Two members of US President George W Bush’s Cabinet said they never considered intervening in Enron’s spiral toward bankruptcy, nor did they inform the president of requests for help from the fallen energy giant.

Bush 'not told' about Enron calls for help

Two members of US President George W Bush’s Cabinet said they never considered intervening in Enron’s spiral toward bankruptcy, nor did they inform the president of requests for help from the fallen energy giant.

‘‘Companies come and go. It’s ... part of the genius of capitalism,’’ said US Treasury Secretary Paul O’Neill, when asked yesterday if he was surprised at the sudden collapse of Enron.

The company’s failure has left the one-time energy trading behemoth’s stock virtually worthless and thousands of workers’ pension funds in disarray.

Enron is under criminal investigation by the US Justice Department for possibly defrauding investors and other questionable financial dealings. Early last year, the company had a market value of more than 40 billion dollars (€44.7bn).

Last autumn, a month before Enron declared bankruptcy, Mr O’Neill received two telephone calls from Enron’s chief executive, Kenneth Lay. Mr Lay also called US Commerce Secretary Don Evans at the time, reaching out for help to harness the energy company’s financial slide.
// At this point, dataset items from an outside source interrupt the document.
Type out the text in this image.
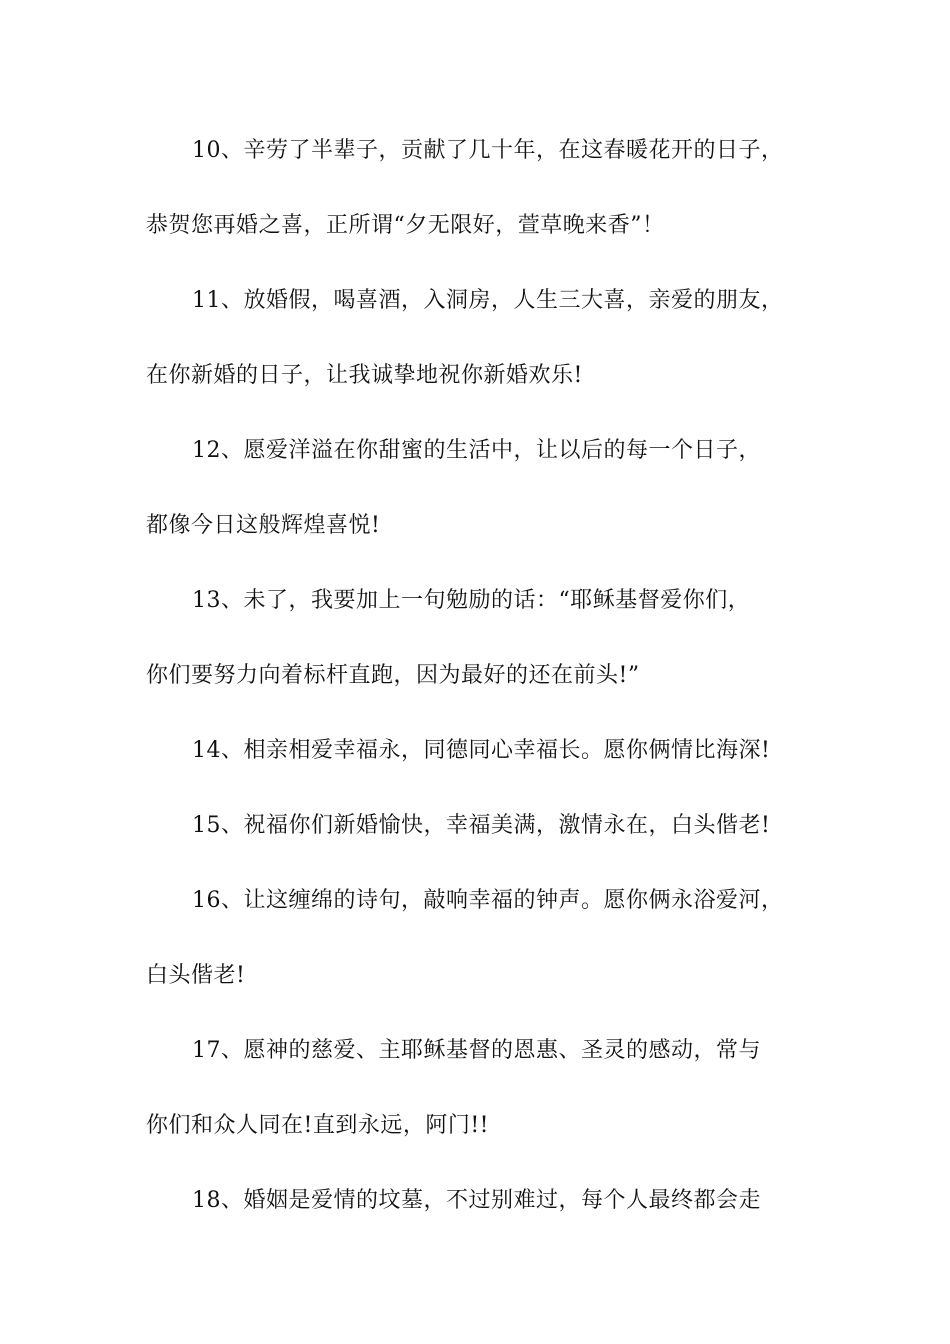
10、辛劳了半辈子，贡献了几十年，在这春暖花开的日子，
恭贺您再婚之喜，正所谓“夕无限好，萱草晚来香”！
11、放婚假，喝喜酒，入洞房，人生三大喜，亲爱的朋友，
在你新婚的日子，让我诚挚地祝你新婚欢乐!
12、愿爱洋溢在你甜蜜的生活中，让以后的每一个日子，
都像今日这般辉煌喜悦!
13、未了，我要加上一句勉励的话：“耶稣基督爱你们，
你们要努力向着标杆直跑，因为最好的还在前头!”
14、相亲相爱幸福永，同德同心幸福长。愿你俩情比海深!
15、祝福你们新婚愉快，幸福美满，激情永在，白头偕老!
16、让这缠绵的诗句，敲响幸福的钟声。愿你俩永浴爱河，
白头偕老!
17、愿神的慈爱、主耶稣基督的恩惠、圣灵的感动，常与
你们和众人同在!直到永远，阿门!!
18、婚姻是爱情的坟墓，不过别难过，每个人最终都会走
Mr O’Neill’s view of Enron’s collapse was characterised as ‘‘cold-blooded’’ and reflective of ‘‘the 18th century, but not the 21st century’’ by Senator Joseph Lieberman, the Connecticut Democrat whose Committee on Governmental Affairs is leading Senate investigations into the Enron debacle.

Separately, Mr Lieberman said that an internal memo of the accounting firm Arthur Andersen LLP on October 12 directing that all but basic Enron working papers be destroyed ‘‘raises very serious questions about whether obstruction of justice occurred’’.
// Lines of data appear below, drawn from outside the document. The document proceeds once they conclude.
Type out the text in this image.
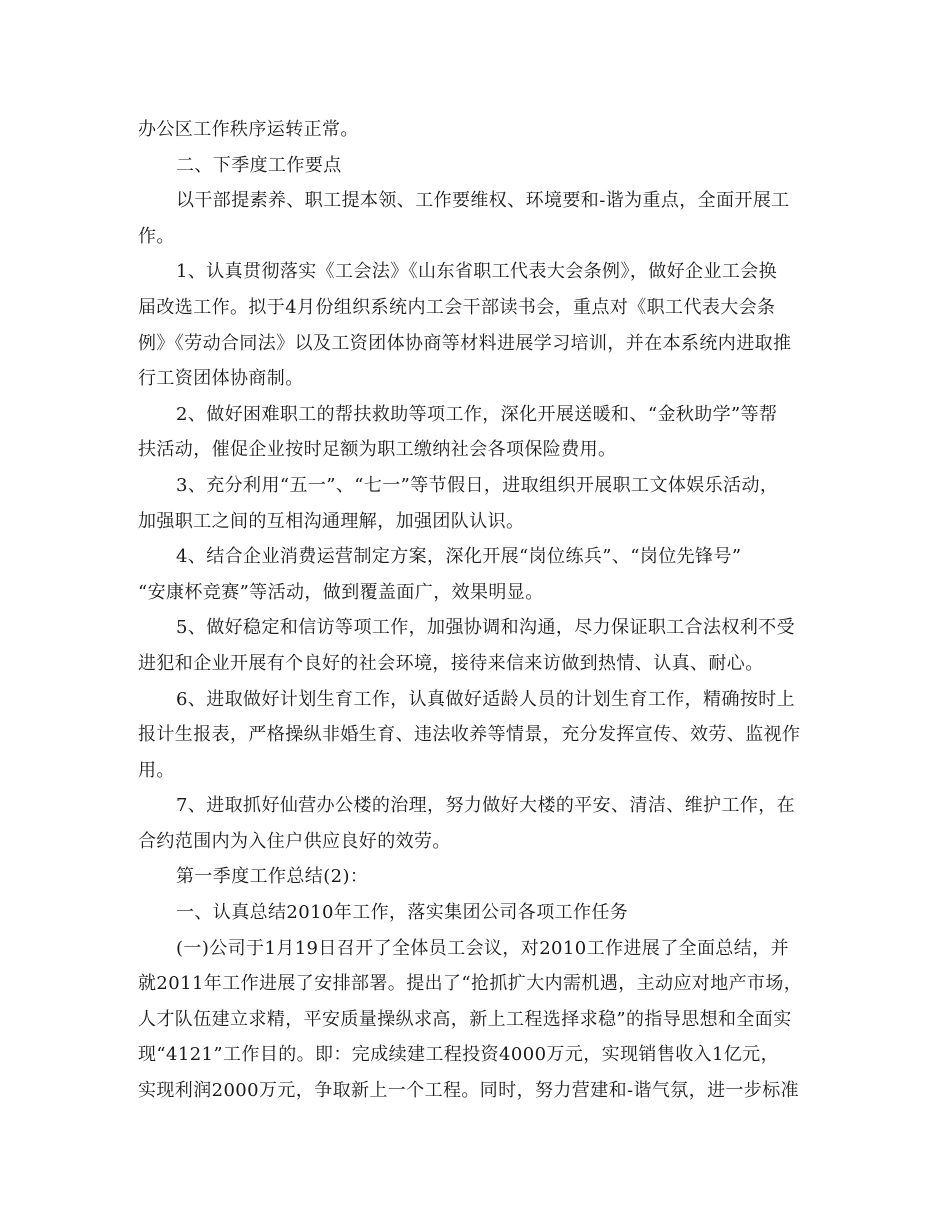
办公区工作秩序运转正常。
二、下季度工作要点
以干部提素养、职工提本领、工作要维权、环境要和-谐为重点，全面开展工
作。
1、认真贯彻落实《工会法》《山东省职工代表大会条例》，做好企业工会换
届改选工作。拟于4月份组织系统内工会干部读书会，重点对《职工代表大会条
例》《劳动合同法》以及工资团体协商等材料进展学习培训，并在本系统内进取推
行工资团体协商制。
2、做好困难职工的帮扶救助等项工作，深化开展送暖和、“金秋助学”等帮
扶活动，催促企业按时足额为职工缴纳社会各项保险费用。
3、充分利用“五一”、“七一”等节假日，进取组织开展职工文体娱乐活动，
加强职工之间的互相沟通理解，加强团队认识。
4、结合企业消费运营制定方案，深化开展“岗位练兵”、“岗位先锋号”
“安康杯竞赛”等活动，做到覆盖面广，效果明显。
5、做好稳定和信访等项工作，加强协调和沟通，尽力保证职工合法权利不受
进犯和企业开展有个良好的社会环境，接待来信来访做到热情、认真、耐心。
6、进取做好计划生育工作，认真做好适龄人员的计划生育工作，精确按时上
报计生报表，严格操纵非婚生育、违法收养等情景，充分发挥宣传、效劳、监视作
用。
7、进取抓好仙营办公楼的治理，努力做好大楼的平安、清洁、维护工作，在
合约范围内为入住户供应良好的效劳。
第一季度工作总结(2)：
一、认真总结2010年工作，落实集团公司各项工作任务
(一)公司于1月19日召开了全体员工会议，对2010工作进展了全面总结，并
就2011年工作进展了安排部署。提出了“抢抓扩大内需机遇，主动应对地产市场，
人才队伍建立求精，平安质量操纵求高，新上工程选择求稳”的指导思想和全面实
现“4121”工作目的。即：完成续建工程投资4000万元，实现销售收入1亿元，
实现利润2000万元，争取新上一个工程。同时，努力营建和-谐气氛，进一步标准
Arthur Andersen this past week revealed that Enron documents had been destroyed.

But Mr Lieberman said most troubling was that the memo, disclosed in a report in Time magazine, ‘‘was specifically about Enron’’ and not a general directive to clean out files. Congressional investigators want to find out why the accounting firm did not raise flags about Enron’s business practices.

In a statement yesterday, Arthur Andersen acknowledged ‘‘there were internal communications that raise questions’’ about the handling of Enron documents and that the company ‘‘is committed to getting the facts and taking appropriate actions in the Enron matter’’.